There's the body of the post, maybe a code block or video, and sometimes a zip file download. It's a simple way of helping my readers find my tutorial content. They just visit the page, find what they need, and click on the link.
In hindsight, I should've been thinking about how to build my content from the ground up.
In hindsight, this simplicity is lacking in robustness. I can't summarize a list of all available downloads, or code blocks, or videos. Cross-referencing that summary by a particular category, like Python or D3js, is impossible.
There's no way to extract all that information into a newsletter and email it to readers. The site isn't dynamic enough to handle this!
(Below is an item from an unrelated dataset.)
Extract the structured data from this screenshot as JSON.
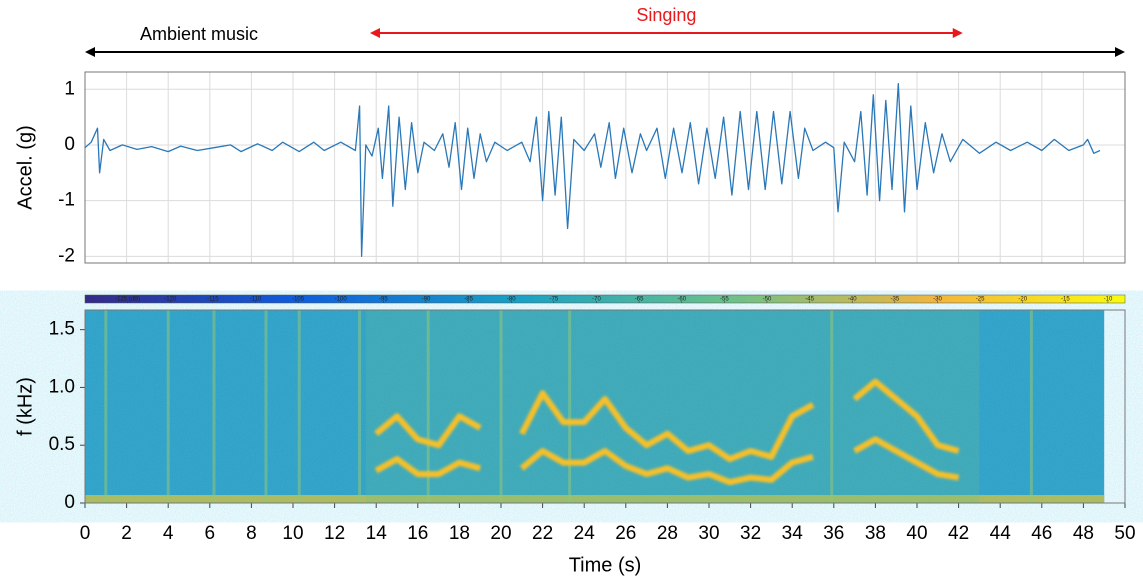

In hindsight, I should've been thinking about how to build my content from the ground up. It never occurred to me to think about the reader what he/she experiences when they visit my site. Hell, I never thought my little blog would get so popular!
The reality is that my readers come from all over the world. Some of them look for book references, some of them want videos, and others want XML code. My readers make heavy use of my search function. I love reading what they type in to find what they need.
The Way Forward
I'll continue to use Hugo and I plan on learning all available features it has to fill my content management gaps. I read that they created custom fields recently. While this is a good thing, custom fields were something that Expression Engine had from day one.
I also plan on building a test site from the ground up using Expression Engine. I plan on spending the time thinking about what Carrie shared with us in her post.
If it means weeks or months, then so be it. I'm going to spend a lot of time thinking about how my readers consume my content. How they extract value from it and how to continue to build Evergreen Content.
Lessons Learned to Share
The takeaway from this long post is this, always think about your reader first. Think about how they will consume your content, and then write Evergreen Content. If you're going to write something to make an impact you must write awesome content. Period.
Work your tail off at writing something of value. Many long hours and late nights were poured into my blog content and my reward was steady organic growth and a dream job. Do the same and your readers will thank you for it in ways you haven't imagined.
Ask how your readers will get the most value from your content. Can they find it easily? Can they find what they want and in the format they need? Is your website inviting or clunky? What are the channels for consumption?
Are you using only RSS? What about newsletters or login protected content? What about e-books? Think about all the ways your reader will want to consume your content and format it accordingly.
It's only after thinking about evergreen content AND content strategy, that you should you hit the publish button.